CNU’s financial aid people would choose the student. So, we’d faithfully done our job.
Just this past month,
we received a letter from this year’s scholarship student, Maja Mastilovic,
a native of Bosnia who grew up in a war zone
before she migrated with her parents to the United States.
It was a very gracious thank-you letter,
filled with idealistic ambition to change the world, promote peace and justice,
and use her education well.
Dick Swift read the letter to the vestry, and we were deeply moved.
The next day, somebody suggested to me that we invite Maja to be our
at our September Celtic Eucharist.
It’ll be on the evening of 9/11, that 10th anniversary, and our theme is peace
I invited her, and she’s coming. Bringing her mother too.
I’ve asked the chaplain at CNU to bring some students.
You won’t be surprised if I say this:
I don’t know how the evening will unfold exactly,
but that I’m expecting the Holy Spirit to be there.

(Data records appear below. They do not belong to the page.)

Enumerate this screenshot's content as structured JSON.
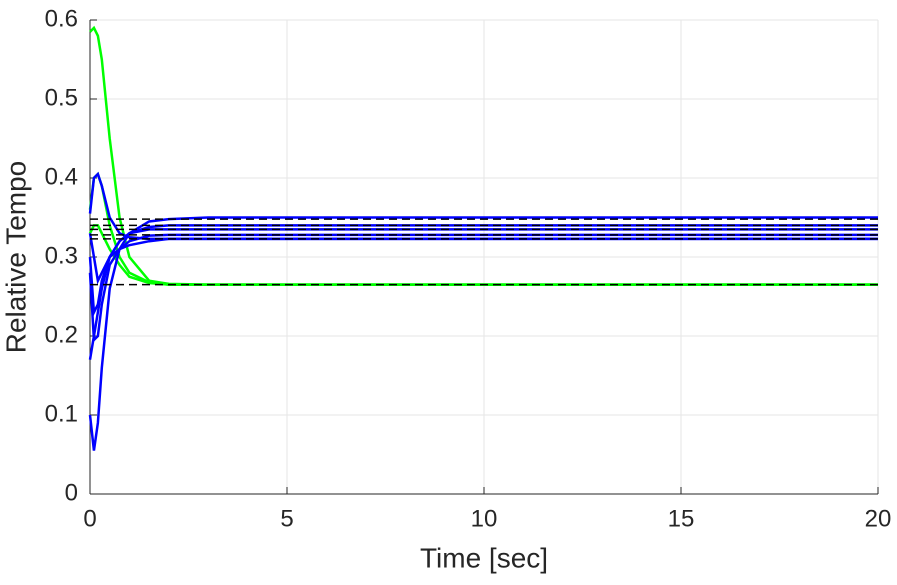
{
  "chart_data": {
    "type": "line",
    "xlabel": "Time [sec]",
    "ylabel": "Relative Tempo",
    "x": [
      0,
      0.1,
      0.2,
      0.3,
      0.5,
      0.75,
      1,
      1.5,
      2,
      3,
      5,
      10,
      20
    ],
    "series": [
      {
        "color": "#00ff00",
        "values": [
          0.585,
          0.59,
          0.58,
          0.55,
          0.45,
          0.35,
          0.3,
          0.27,
          0.266,
          0.265,
          0.265,
          0.265,
          0.265
        ]
      },
      {
        "color": "#00ff00",
        "values": [
          0.36,
          0.4,
          0.405,
          0.39,
          0.34,
          0.3,
          0.28,
          0.268,
          0.265,
          0.265,
          0.265,
          0.265,
          0.265
        ]
      },
      {
        "color": "#00ff00",
        "values": [
          0.33,
          0.34,
          0.34,
          0.33,
          0.31,
          0.29,
          0.275,
          0.267,
          0.265,
          0.265,
          0.265,
          0.265,
          0.265
        ]
      },
      {
        "color": "#0000ff",
        "values": [
          0.1,
          0.055,
          0.09,
          0.16,
          0.26,
          0.31,
          0.33,
          0.345,
          0.348,
          0.35,
          0.35,
          0.35,
          0.35
        ]
      },
      {
        "color": "#0000ff",
        "values": [
          0.17,
          0.2,
          0.23,
          0.26,
          0.3,
          0.32,
          0.33,
          0.338,
          0.34,
          0.34,
          0.34,
          0.34,
          0.34
        ]
      },
      {
        "color": "#0000ff",
        "values": [
          0.355,
          0.4,
          0.405,
          0.39,
          0.35,
          0.33,
          0.325,
          0.323,
          0.323,
          0.323,
          0.323,
          0.323,
          0.323
        ]
      },
      {
        "color": "#0000ff",
        "values": [
          0.3,
          0.23,
          0.24,
          0.27,
          0.3,
          0.32,
          0.33,
          0.335,
          0.335,
          0.335,
          0.335,
          0.335,
          0.335
        ]
      },
      {
        "color": "#0000ff",
        "values": [
          0.28,
          0.195,
          0.2,
          0.24,
          0.29,
          0.31,
          0.32,
          0.327,
          0.328,
          0.328,
          0.328,
          0.328,
          0.328
        ]
      },
      {
        "color": "#0000ff",
        "values": [
          0.33,
          0.3,
          0.27,
          0.28,
          0.3,
          0.31,
          0.315,
          0.32,
          0.323,
          0.323,
          0.323,
          0.323,
          0.323
        ]
      }
    ],
    "reference_lines": {
      "color": "#000000",
      "values": [
        0.265,
        0.323,
        0.328,
        0.335,
        0.34,
        0.348
      ]
    },
    "xlim": [
      0,
      20
    ],
    "xticks": [
      0,
      5,
      10,
      15,
      20
    ],
    "ylim": [
      0,
      0.6
    ],
    "yticks": [
      0,
      0.1,
      0.2,
      0.3,
      0.4,
      0.5,
      0.6
    ],
    "grid": true
  }
}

I think if you “put on the mind of Christ” as Paul puts it,
these sorts of things happen.
It’s the task of our lives to grow into God,
to open our eyes to see God in the spaces between people.
And it makes the responsibilities of being a Christian –
feeding the hungry, praying for our enemies, forgiving 770 times,
giving our money away –
it makes these things joyous and almost automatic.
And it leaves very little time to decide who the dogs are.
Because with this mind of Christ
nothing seems to be excluded.
Not people, not circumstances, not even broken things.
It’s all part of the unity of holiness.
Whether we’re young or old, limping or running,
successful or struggling,
we’re all located in God’s story.
And every one of us is invited at every moment
to live with a full heart into all God created us to be as his beloved,
in his company, and in each other’s.
Every body and every thing in the created order is included in this.
Everybody’s chosen, and nobody’s a dog under the table.
There comes to be even no dividing line between the living and the dead.
The Canaanite woman got it.
She insisted on a face-to-face with Jesus,
and he granted the deepest desire of her heart.
He will not do one molecule less for you and me.
But hold onto your hat.
The ride you go on will take you to places of glory
you can’t possibly ever imagine, in this world or the next. Amen.